The problem with formal centralized standards is that they tend to become ceilings rather than floors for quality, and it's hard to write them otherwise. They do however serve a function in keeping total snake oil crypto out of government and industry. Having some rubber stamp from people who at least know something keeps people with no knowledge of cryptography from buying the latest absolutely uncrackable post-quantum military grade AES-4096 cryptography product.
I'm also not sold on the idea that informal popularity contests or academic processes (which are often themselves opaque) are always superior to formalized cryptography standards. It's absolutely possible for modern intelligence agencies to infiltrate, steer, and subvert decentralized communities and private sector institutions. We see it all the time.
IMHO Internet culture is unbelievably naive about this. Everyone of course believes that they are hip and smart enough to spot astroturf and could never be conned. Everyone thinks only other people who are obviously less savvy and smart than them could be conned. "Wake up sheeple!" is never spoken to the mirror.
For all we know the NIST curves and AES are stronger than the other stuff and there's an astroturf effort to get non-government entities not to use them! Get the hipsters using vulnerable stuff while NIST/NSA keep recommending the good stuff for classified government use. How do we know DJB doesn't work for the NSA? (I do not believe any of this.!)
This way is madness. So I stick with the rule of "solid evidence or go home" when it comes to allegations and with general consensus of people who seem to know more than myself when it comes to algorithms and constructions.
>We see it all the time.
Really? I'd like to hear about that.
And is astroturfing the most likely attack vector? That might work on big social media where it's easy to feel like you've got a finger on the pulse of public opinion by scrolling down a long list of anonymous content, but it presumably wouldn't work in crypto (or crypto adjacent) communities which are much smaller and where individual reputations are quite important.
1 reply →
>2. are there encryption methods that actually do not suffer from reductions in randomness or entropy etc when just simply running the algorithm on the encrypted output multiple times?
I think all block ciphers (e.g. AES) meet that definition. For AES, for a specific key, there's a 1-to-1 mapping of plaintexts to ciphertexts.

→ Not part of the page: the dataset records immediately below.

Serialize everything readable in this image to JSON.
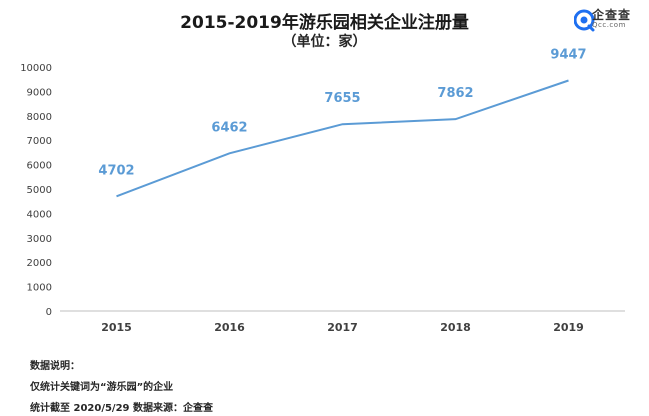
{
  "header": {
    "title": "2015-2019年游乐园相关企业注册量",
    "subtitle": "（单位：家）"
  },
  "logo": {
    "name": "企查查",
    "sub": "Qcc.com",
    "icon": "qcc-logo-icon",
    "color": "#1e6ff0"
  },
  "chart_data": {
    "type": "line",
    "categories": [
      "2015",
      "2016",
      "2017",
      "2018",
      "2019"
    ],
    "series": [
      {
        "values": [
          4702,
          6462,
          7655,
          7862,
          9447
        ]
      }
    ],
    "data_labels": [
      "4702",
      "6462",
      "7655",
      "7862",
      "9447"
    ],
    "y_ticks": [
      "0",
      "1000",
      "2000",
      "3000",
      "4000",
      "5000",
      "6000",
      "7000",
      "8000",
      "9000",
      "10000"
    ],
    "ylim": [
      0,
      10000
    ],
    "grid": false,
    "line_color": "#5b9bd5",
    "label_color": "#5b9bd5"
  },
  "footer": {
    "note_title": "数据说明：",
    "note_1": "仅统计关键词为“游乐园”的企业",
    "note_2": "统计截至 2020/5/29  数据来源：企查查"
  }
}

It's impossible that running a plaintext through AES produces a ciphertext with less entropy, because if the ciphertext had less entropy, it would be impossible to decrypt to get back the plaintext, but AES always allows decryption.
> some neutral 3rd party
Unfortunately, this would appear to be the bit we've not yet solved, nor are we likely to.
> are there encryption methods that actually do not suffer from reductions in randomness or entropy etc when just simply running the algorithm on the encrypted output multiple times?
Unless you can prove that all e.g. 2^256 possible 256 bit inputs map to 2^256 different 256 bit outputs (for every key, in the case of encryption), then chances are you lose strength with every application because multiple inputs map to the same output (and consequently some outputs are not reachable).
For encryption, as opposed to hashing, you can’t have multiple inputs map to the same output, because then you wouldn’t be able to decrypt the output.
it's very easy to prove that all encryption functions are 1 to 1. Otherwise, you couldn't decrypt the data.